Il convient d’emblée d’établir et de maintenir une distinction entre l’autorité et le pouvoir. Ce qui caractérise l’autorité, que ce soit celle d’une personne ou d’une institution, c’est qu’elle est reconnue par ceux à qui il est demandé de suivre ses conseils et ses instructions. L’obéissance à l’autorité fait l’objet d’un consentement. Ce n’est pas un rapport de force qui relie celui qui possède l’autorité à celui qui lui est assujetti, mais une relation de confiance. La parole même de celui qui est responsable « fait autorité ». Dès lors, aucun moyen de contrainte ne lui est nécessaire pour être respectée. Cependant, l’autorité ne présuppose pas un rapport d’égalité entre celui qui la détient et celui qui lui est subordonné. Par sa nature, l’autorité implique une hiérarchie. L’équation personnelle de celui qui possède l’autorité est plus importante que la fonction au nom de laquelle il l’exerce. On parle de « l’autorité morale » d’un homme qui peut exercer ou non une fonction de pouvoir, mais dont le savoir, la compétence, l’expérience, l’intégrité, l’honnêteté, la sagesse inspirent le respect. Ce qui constitue la force de l’autorité, c’est qu’elle veut toujours être juste. Celui qui l’exerce la perd dès qu’il s’écarte des chemins de la justice.

L’autorité respecte la liberté de ceux envers lesquels elle s’exerce. Le sujet qui reconnaît l’autorité d’une personne n’est pas dans l’obligation d’obéir. Il garde la liberté de prendre la responsabilité de passer outre. L’autorité donne un avis, un conseil, plutôt qu’un ordre. Elle fait une recommandation, elle n’édicte pas un commandement. L’autoritarisme est un dévoiement de l’autorité. Ainsi, lorsqu’il est malade, l’individu vient se placer lui-même sous l’autorité du médecin, mais il a le choix de suivre ou de ne pas suivre ses ordonnances ; s’il décide de passer outre, il le fait à ses risques et périls.

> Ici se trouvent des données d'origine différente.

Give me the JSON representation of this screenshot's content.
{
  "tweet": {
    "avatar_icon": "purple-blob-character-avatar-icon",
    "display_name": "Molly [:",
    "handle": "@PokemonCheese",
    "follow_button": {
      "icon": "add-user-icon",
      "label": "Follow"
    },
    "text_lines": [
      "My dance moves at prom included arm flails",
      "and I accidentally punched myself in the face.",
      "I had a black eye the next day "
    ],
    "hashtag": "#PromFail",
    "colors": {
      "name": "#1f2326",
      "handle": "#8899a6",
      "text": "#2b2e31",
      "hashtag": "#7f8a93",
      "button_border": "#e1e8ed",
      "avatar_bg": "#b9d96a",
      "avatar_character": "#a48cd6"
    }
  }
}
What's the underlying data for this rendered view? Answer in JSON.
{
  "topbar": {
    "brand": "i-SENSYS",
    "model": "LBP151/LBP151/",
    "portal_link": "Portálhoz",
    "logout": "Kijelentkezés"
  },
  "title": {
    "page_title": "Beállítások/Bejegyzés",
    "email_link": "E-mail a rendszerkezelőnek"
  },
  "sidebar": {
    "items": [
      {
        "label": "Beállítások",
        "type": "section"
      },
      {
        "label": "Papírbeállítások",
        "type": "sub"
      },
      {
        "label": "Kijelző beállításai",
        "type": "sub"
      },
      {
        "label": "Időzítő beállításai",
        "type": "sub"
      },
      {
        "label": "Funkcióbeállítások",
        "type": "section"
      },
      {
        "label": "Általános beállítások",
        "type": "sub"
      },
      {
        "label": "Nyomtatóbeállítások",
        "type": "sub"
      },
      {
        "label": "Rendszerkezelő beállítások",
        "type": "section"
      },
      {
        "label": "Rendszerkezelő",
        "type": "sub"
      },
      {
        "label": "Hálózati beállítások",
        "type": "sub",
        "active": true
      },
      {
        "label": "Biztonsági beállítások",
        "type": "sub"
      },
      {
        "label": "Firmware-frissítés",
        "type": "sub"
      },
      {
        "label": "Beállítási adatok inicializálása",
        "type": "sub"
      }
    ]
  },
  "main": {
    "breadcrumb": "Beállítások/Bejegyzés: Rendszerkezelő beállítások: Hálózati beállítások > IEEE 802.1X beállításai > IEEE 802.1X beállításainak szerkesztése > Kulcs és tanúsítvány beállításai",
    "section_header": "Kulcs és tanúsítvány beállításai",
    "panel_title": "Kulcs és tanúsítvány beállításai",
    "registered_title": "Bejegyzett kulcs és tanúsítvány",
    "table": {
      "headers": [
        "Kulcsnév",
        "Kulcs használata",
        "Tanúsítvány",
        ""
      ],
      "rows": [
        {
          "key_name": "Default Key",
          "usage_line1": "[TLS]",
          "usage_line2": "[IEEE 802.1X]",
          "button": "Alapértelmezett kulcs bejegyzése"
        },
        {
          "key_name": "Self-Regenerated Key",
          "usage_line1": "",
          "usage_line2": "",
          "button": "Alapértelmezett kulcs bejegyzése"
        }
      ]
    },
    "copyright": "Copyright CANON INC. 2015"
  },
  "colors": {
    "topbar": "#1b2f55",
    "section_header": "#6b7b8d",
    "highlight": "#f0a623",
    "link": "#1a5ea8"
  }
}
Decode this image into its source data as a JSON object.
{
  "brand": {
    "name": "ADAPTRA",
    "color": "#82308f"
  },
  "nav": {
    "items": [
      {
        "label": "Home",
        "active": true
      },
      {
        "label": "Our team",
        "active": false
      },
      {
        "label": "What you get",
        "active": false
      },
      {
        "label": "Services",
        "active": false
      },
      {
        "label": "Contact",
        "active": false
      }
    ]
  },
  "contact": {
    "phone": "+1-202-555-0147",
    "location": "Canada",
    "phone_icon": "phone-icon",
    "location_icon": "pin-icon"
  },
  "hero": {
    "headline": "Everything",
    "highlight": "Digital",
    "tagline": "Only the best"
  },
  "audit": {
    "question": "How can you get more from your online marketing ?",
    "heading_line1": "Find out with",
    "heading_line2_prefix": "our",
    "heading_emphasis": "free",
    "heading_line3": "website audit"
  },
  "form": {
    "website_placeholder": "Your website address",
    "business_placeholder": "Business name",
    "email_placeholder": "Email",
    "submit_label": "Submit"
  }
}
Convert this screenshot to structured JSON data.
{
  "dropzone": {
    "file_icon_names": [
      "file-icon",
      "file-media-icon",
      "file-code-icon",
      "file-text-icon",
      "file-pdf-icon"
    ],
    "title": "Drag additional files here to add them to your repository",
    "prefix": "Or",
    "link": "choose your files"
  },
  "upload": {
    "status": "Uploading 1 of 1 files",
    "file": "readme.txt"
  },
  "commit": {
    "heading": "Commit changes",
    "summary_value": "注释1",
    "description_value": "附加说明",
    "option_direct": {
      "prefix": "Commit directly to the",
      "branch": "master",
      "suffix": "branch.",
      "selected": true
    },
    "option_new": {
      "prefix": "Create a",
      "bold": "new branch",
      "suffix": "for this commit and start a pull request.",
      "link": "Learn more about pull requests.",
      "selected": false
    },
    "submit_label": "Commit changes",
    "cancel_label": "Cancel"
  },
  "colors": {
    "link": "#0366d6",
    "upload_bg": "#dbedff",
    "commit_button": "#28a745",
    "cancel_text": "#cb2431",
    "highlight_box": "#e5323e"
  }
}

Dans un autre registre, l’autorité dont est pourvu le sage, aussi forte soit-elle, ne lui donne aucun pouvoir et nul ne peut être contraint et forcé de suivre ses conseils. De même, l’autorité du leader non-violent, lorsqu’il a la responsabilité principale de conduire une action, lui vient du respect qu’il inspire et il ne détient aucun pouvoir de coercition. Le chef militaire peut posséder une réelle autorité, mais, si celle-ci lui fait défaut, il a toujours le pouvoir de se faire obéir par de multiples moyens de contrainte.

Celui qui a la responsabilité d’exercer un pouvoir – cela est déjà vrai du parent et du maître d’école –, doit, quant à lui, se faire obéir. Il doit s’efforcer de « faire preuve d’autorité », c’est-à-dire d’obtenir le consentement de ceux auxquels il adresse ses ordres. Mais s’il ne parvient pas à convaincre, il lui faut alors recourir à une contrainte, sans que cela signifie qu’il doive user des moyens de la violence. Pour celui qui détient le pouvoir, le recours à la violence est un aveu de faiblesse. Et la violence lui fait perdre son autorité. L’autorité est essentiellement non-violente. D’une part, la violence est incapable de créer l’autorité et, d’autre part, c’est lorsque le pouvoir se trouve dépourvu d’autorité qu’il lui faut recourir à la violence. C’est donc s’enfermer dans la plus grande confusion que d’identifier le recours à la violence comme l’exercice normal du pouvoir. Certes, la violence peut se faire obéir, mais elle ne peut pas être un substitut à l’autorité. Elle en est toujours la négation.